Lilith’s tits, how had Cinna known Cadere was as big a klepto as her? Something to ask her later. Valeda sagged as all the tension left her body. She’d been a hair’s-breadth from being struck down by the archdemon of decay. But she had survived.
‘Psst, Valeda, is it safe to come out? Is crazy-pants gone? Cadere?’
She recognised her sister’s voice. ‘It’s safe.’
Semya stepped out from behind the doorway, alone.
Valeda frowned. ‘Where’s Lymenia?’
‘Gone to check on Hakan’s troops. Although I think she’s secretly embarrassed at backing down from a fight, even if it was with an archdemon.’
Valeda gave a soft snort. ‘She showed some sense for once in her life; maybe she’s finally grown a brain.’
Semya flicked her a worried look. ‘I hope Cinna knows what she’s doing by hitching her wagon to Cadere.’
‘I do too.’ Valeda frowned at the shattered roof of bones. Without being able to see the moons it was impossible to measure the pass of time. ‘Can you check on Adriel’s troops? They may be ready to make their move on Paimon’s fortress now. Let me know if they
need extra help.’
Semya nodded. ‘What are you going to do?’
Valeda’s gaze shifted to Lore.
‘Oh.’ Semya pulled a face. She recognised dying when she saw it.
Once her sister had departed, Valeda knelt by her old mentor. The archdemon’s breath came in rasping pants. Threads of green riddled her white gaze. ‘My Valeda. You’ve always served knowledge, been loyal to it. You’re still my loyal one, aren’t you?’
Ah, cunning Lore, afraid at the end.
We’re all afraid at the end, her imaginary friends whispered.
Valeda took her hand. ‘Yes, I’m still loyal to knowledge.’ That much was true, though now she’d learned the worth of other things.
Lore gasped. ‘I wanted so much more. An eternity of learning.’
Valeda bit her lip.
‘What? What is it?’
‘I used to think that was all I wanted.’
‘And now?’ Lore grimaced in pain.
‘I think I’ve been starving myself of other things.’

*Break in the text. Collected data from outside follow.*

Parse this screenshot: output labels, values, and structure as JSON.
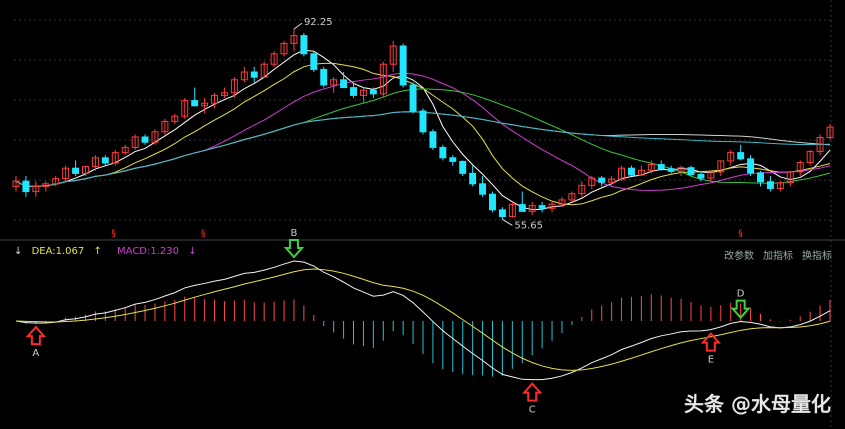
{
  "chart_data": [
    {
      "type": "candlestick",
      "annotations": {
        "high": "92.25",
        "low": "55.65"
      },
      "colors": {
        "up": "#ff3c3c",
        "down": "#22e5ff",
        "ma1": "#ffffff",
        "ma2": "#e8e04a",
        "ma3": "#d43bd4",
        "ma4": "#38c738",
        "ma5": "#cfcfcf",
        "ma6": "#3fb6c6"
      },
      "candles": [
        [
          62,
          64,
          61,
          63
        ],
        [
          63,
          64,
          60,
          61
        ],
        [
          61,
          63,
          60,
          62
        ],
        [
          62,
          63,
          61,
          62.5
        ],
        [
          62.5,
          64,
          62,
          63.5
        ],
        [
          63.5,
          66,
          63,
          65.5
        ],
        [
          65.5,
          67,
          64,
          64.5
        ],
        [
          64.5,
          66,
          64,
          65.8
        ],
        [
          65.8,
          68,
          65,
          67.5
        ],
        [
          67.5,
          68,
          66,
          66.5
        ],
        [
          66.5,
          69,
          66,
          68.5
        ],
        [
          68.5,
          70,
          68,
          69.5
        ],
        [
          69.5,
          72,
          69,
          71.5
        ],
        [
          71.5,
          72,
          70,
          70.5
        ],
        [
          70.5,
          73,
          70,
          72.5
        ],
        [
          72.5,
          75,
          72,
          74.5
        ],
        [
          74.5,
          76,
          74,
          75.5
        ],
        [
          75.5,
          79,
          75,
          78.5
        ],
        [
          78.5,
          81,
          78,
          77.5
        ],
        [
          77.5,
          79,
          76,
          78
        ],
        [
          78,
          80,
          77,
          79.5
        ],
        [
          79.5,
          81,
          79,
          80
        ],
        [
          80,
          83,
          79,
          82.5
        ],
        [
          82.5,
          85,
          82,
          84
        ],
        [
          84,
          85,
          82,
          83
        ],
        [
          83,
          86,
          83,
          85.5
        ],
        [
          85.5,
          88,
          85,
          87.5
        ],
        [
          87.5,
          90,
          87,
          89.5
        ],
        [
          89.5,
          92.25,
          88,
          91
        ],
        [
          91,
          91.5,
          87,
          87.5
        ],
        [
          87.5,
          88,
          84,
          84.5
        ],
        [
          84.5,
          85,
          81,
          81.5
        ],
        [
          81.5,
          83,
          80,
          82.5
        ],
        [
          82.5,
          84,
          81,
          81
        ],
        [
          81,
          82,
          79,
          79.5
        ],
        [
          79.5,
          81,
          78,
          80.5
        ],
        [
          80.5,
          81,
          79,
          79.8
        ],
        [
          79.8,
          86,
          79,
          85.5
        ],
        [
          85.5,
          90,
          84,
          89
        ],
        [
          89,
          89.5,
          81,
          81.5
        ],
        [
          81.5,
          82,
          76,
          76.5
        ],
        [
          76.5,
          77,
          72,
          72.5
        ],
        [
          72.5,
          73,
          69,
          69.5
        ],
        [
          69.5,
          70,
          67,
          67.5
        ],
        [
          67.5,
          68,
          66,
          66.8
        ],
        [
          66.8,
          67,
          64,
          64.5
        ],
        [
          64.5,
          66,
          62,
          62.5
        ],
        [
          62.5,
          64,
          60,
          60.5
        ],
        [
          60.5,
          61,
          57,
          57.5
        ],
        [
          57.5,
          58,
          55.65,
          56.2
        ],
        [
          56.2,
          59,
          56,
          58.5
        ],
        [
          58.5,
          61,
          58,
          57.2
        ],
        [
          57.2,
          59,
          56.5,
          58.3
        ],
        [
          58.3,
          59,
          57,
          57.8
        ],
        [
          57.8,
          59,
          57,
          58.6
        ],
        [
          58.6,
          60,
          58,
          59.4
        ],
        [
          59.4,
          61,
          59,
          60.6
        ],
        [
          60.6,
          63,
          60,
          62.2
        ],
        [
          62.2,
          64,
          61.5,
          63.6
        ],
        [
          63.6,
          64,
          62,
          62.8
        ],
        [
          62.8,
          64,
          62,
          63.4
        ],
        [
          63.4,
          66,
          63,
          65.5
        ],
        [
          65.5,
          66,
          64,
          64.2
        ],
        [
          64.2,
          66,
          64,
          65.1
        ],
        [
          65.1,
          67,
          64.5,
          66.2
        ],
        [
          66.2,
          67,
          65,
          65.4
        ],
        [
          65.4,
          66,
          64.5,
          64.9
        ],
        [
          64.9,
          66,
          64,
          65.6
        ],
        [
          65.6,
          66,
          64,
          64.3
        ],
        [
          64.3,
          65,
          63,
          63.6
        ],
        [
          63.6,
          65,
          63,
          64.8
        ],
        [
          64.8,
          67,
          64,
          66.9
        ],
        [
          66.9,
          69,
          66,
          68.5
        ],
        [
          68.5,
          70,
          67,
          67.3
        ],
        [
          67.3,
          68,
          64,
          64.6
        ],
        [
          64.6,
          65,
          62,
          62.9
        ],
        [
          62.9,
          64,
          61,
          61.6
        ],
        [
          61.6,
          63,
          61,
          62.7
        ],
        [
          62.7,
          65,
          62,
          64.8
        ],
        [
          64.8,
          67,
          64,
          66.6
        ],
        [
          66.6,
          69,
          66,
          68.7
        ],
        [
          68.7,
          72,
          68,
          71.4
        ],
        [
          71.4,
          74,
          71,
          73.4
        ]
      ],
      "signals": [
        "§",
        "§",
        "§"
      ]
    },
    {
      "type": "macd",
      "legend": [
        {
          "text": "↓"
        },
        {
          "text": "DEA:1.067",
          "arrow": "↑"
        },
        {
          "text": "MACD:1.230",
          "arrow": "↓"
        }
      ],
      "markers": [
        {
          "label": "A",
          "type": "up"
        },
        {
          "label": "B",
          "type": "down"
        },
        {
          "label": "C",
          "type": "up"
        },
        {
          "label": "D",
          "type": "down"
        },
        {
          "label": "E",
          "type": "up"
        }
      ],
      "buttons": [
        "改参数",
        "加指标",
        "换指标"
      ]
    }
  ],
  "watermark": {
    "text": "头条 @水母量化"
  }
}
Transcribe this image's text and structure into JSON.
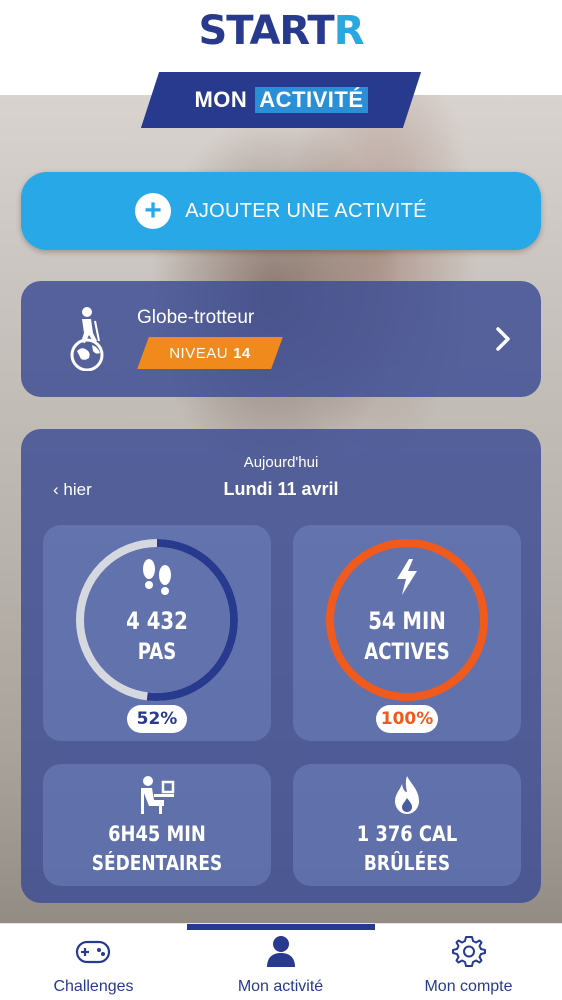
{
  "header": {
    "logo_main": "START",
    "logo_accent": "R",
    "title_part1": "MON",
    "title_part2": "ACTIVITÉ"
  },
  "add_activity": {
    "label": "AJOUTER UNE ACTIVITÉ",
    "icon": "plus-icon"
  },
  "level_card": {
    "title": "Globe-trotteur",
    "badge_prefix": "NIVEAU",
    "badge_level": "14",
    "icon": "globe-trotter-icon"
  },
  "day": {
    "today_label": "Aujourd'hui",
    "date": "Lundi 11 avril",
    "prev_label": "hier"
  },
  "stats": {
    "steps": {
      "value": "4 432",
      "unit": "PAS",
      "percent": "52%",
      "progress": 0.52,
      "icon": "footsteps-icon"
    },
    "active": {
      "value": "54 MIN",
      "unit": "ACTIVES",
      "percent": "100%",
      "progress": 1.0,
      "icon": "lightning-icon"
    },
    "sedentary": {
      "value": "6H45 MIN",
      "unit": "SÉDENTAIRES",
      "icon": "person-at-desk-icon"
    },
    "calories": {
      "value": "1 376 CAL",
      "unit": "BRÛLÉES",
      "icon": "flame-icon"
    }
  },
  "colors": {
    "brand_dark": "#283a8e",
    "brand_light": "#29a8e8",
    "orange": "#f08a1c",
    "active_ring": "#f05a1c",
    "steps_ring": "#283a8e"
  },
  "nav": {
    "items": [
      {
        "label": "Challenges",
        "icon": "gamepad-icon",
        "active": false
      },
      {
        "label": "Mon activité",
        "icon": "user-icon",
        "active": true
      },
      {
        "label": "Mon compte",
        "icon": "gear-icon",
        "active": false
      }
    ]
  }
}
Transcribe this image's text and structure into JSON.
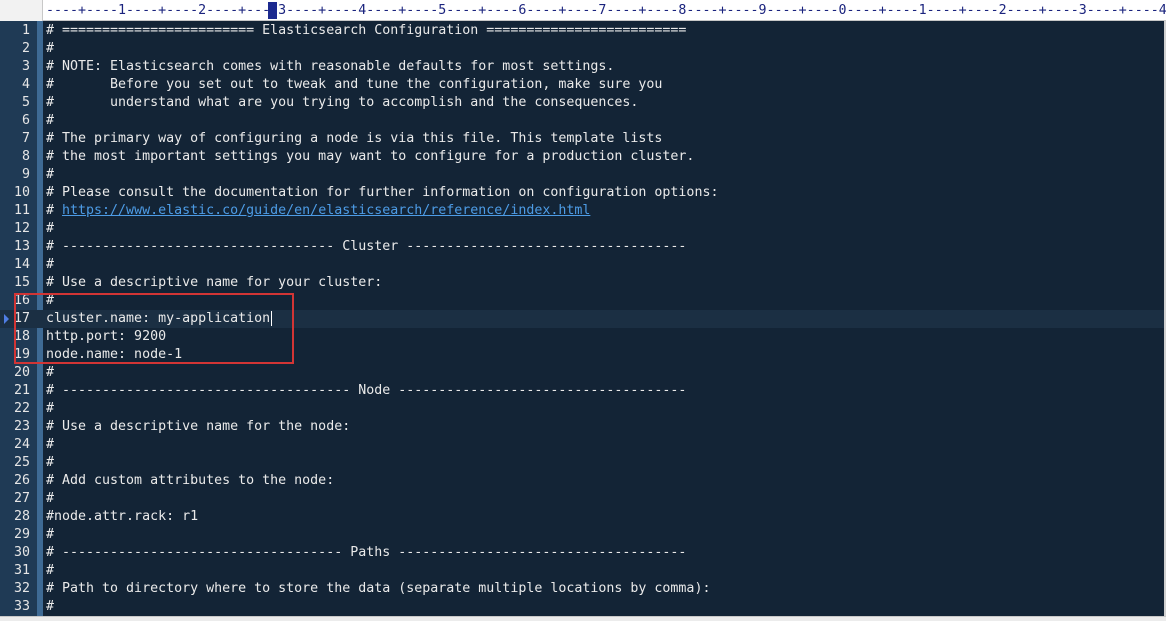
{
  "ruler": {
    "text": "----+----1----+----2----+----3----+----4----+----5----+----6----+----7----+----8----+----9----+----0----+----1----+----2----+----3----+----4"
  },
  "editor": {
    "current_line": 17,
    "highlighted_lines": [
      16,
      17,
      18,
      19
    ],
    "lines": [
      {
        "num": "1",
        "text": "# ======================== Elasticsearch Configuration ========================="
      },
      {
        "num": "2",
        "text": "#"
      },
      {
        "num": "3",
        "text": "# NOTE: Elasticsearch comes with reasonable defaults for most settings."
      },
      {
        "num": "4",
        "text": "#       Before you set out to tweak and tune the configuration, make sure you"
      },
      {
        "num": "5",
        "text": "#       understand what are you trying to accomplish and the consequences."
      },
      {
        "num": "6",
        "text": "#"
      },
      {
        "num": "7",
        "text": "# The primary way of configuring a node is via this file. This template lists"
      },
      {
        "num": "8",
        "text": "# the most important settings you may want to configure for a production cluster."
      },
      {
        "num": "9",
        "text": "#"
      },
      {
        "num": "10",
        "text": "# Please consult the documentation for further information on configuration options:"
      },
      {
        "num": "11",
        "text": "# ",
        "link": "https://www.elastic.co/guide/en/elasticsearch/reference/index.html"
      },
      {
        "num": "12",
        "text": "#"
      },
      {
        "num": "13",
        "text": "# ---------------------------------- Cluster -----------------------------------"
      },
      {
        "num": "14",
        "text": "#"
      },
      {
        "num": "15",
        "text": "# Use a descriptive name for your cluster:"
      },
      {
        "num": "16",
        "text": "#"
      },
      {
        "num": "17",
        "text": "cluster.name: my-application"
      },
      {
        "num": "18",
        "text": "http.port: 9200"
      },
      {
        "num": "19",
        "text": "node.name: node-1"
      },
      {
        "num": "20",
        "text": "#"
      },
      {
        "num": "21",
        "text": "# ------------------------------------ Node ------------------------------------"
      },
      {
        "num": "22",
        "text": "#"
      },
      {
        "num": "23",
        "text": "# Use a descriptive name for the node:"
      },
      {
        "num": "24",
        "text": "#"
      },
      {
        "num": "25",
        "text": "#"
      },
      {
        "num": "26",
        "text": "# Add custom attributes to the node:"
      },
      {
        "num": "27",
        "text": "#"
      },
      {
        "num": "28",
        "text": "#node.attr.rack: r1"
      },
      {
        "num": "29",
        "text": "#"
      },
      {
        "num": "30",
        "text": "# ----------------------------------- Paths ------------------------------------"
      },
      {
        "num": "31",
        "text": "#"
      },
      {
        "num": "32",
        "text": "# Path to directory where to store the data (separate multiple locations by comma):"
      },
      {
        "num": "33",
        "text": "#"
      }
    ]
  },
  "colors": {
    "editor_bg": "#132436",
    "text": "#eaeaea",
    "link": "#4d9ce6",
    "highlight_border": "#d23535"
  }
}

‘Perhaps you’re right.’ Then Lore did something Valeda hadn’t ever seen her do before. She cried. Milky tears ran down her cheeks to drip from her chin as she gently took her shaking hand from Valeda’s. She twisted the gold ring on her finger. ‘You want your heart? It’s yours. Take it from my finger. And take this.’ She drew something from her pocket and opened her palm. Another ring, plain silver to look at. But Valeda guessed what it really was—Lore’s maleficence. The voices within her clamoured, jealous and greedy at once. Give it to us.
‘No, I can’t take it. Use it to heal yourself.’
The archdemon stared at the silver ring. ‘Perhaps if I hadn’t given you that other bit of maleficence I could have survived this.’ She closed her eyes again. ‘Although I could probably recover from this if I killed you now and drained you.’
Valeda stiffened.
‘But I don’t want to do that. I’m tired. So take this.’ She pressed the silver ring into Valeda’s hand. ‘And, as my chosen successor, pursue all the mysteries on your own.’
The ring was so cold it burned Valeda’s palm, but she tightened her fingers around its vibrating power. Lore’s successor? The honour was so huge Valeda could barely wrap her head around it. Valeda Ronove, the archdemon of All Knowledge.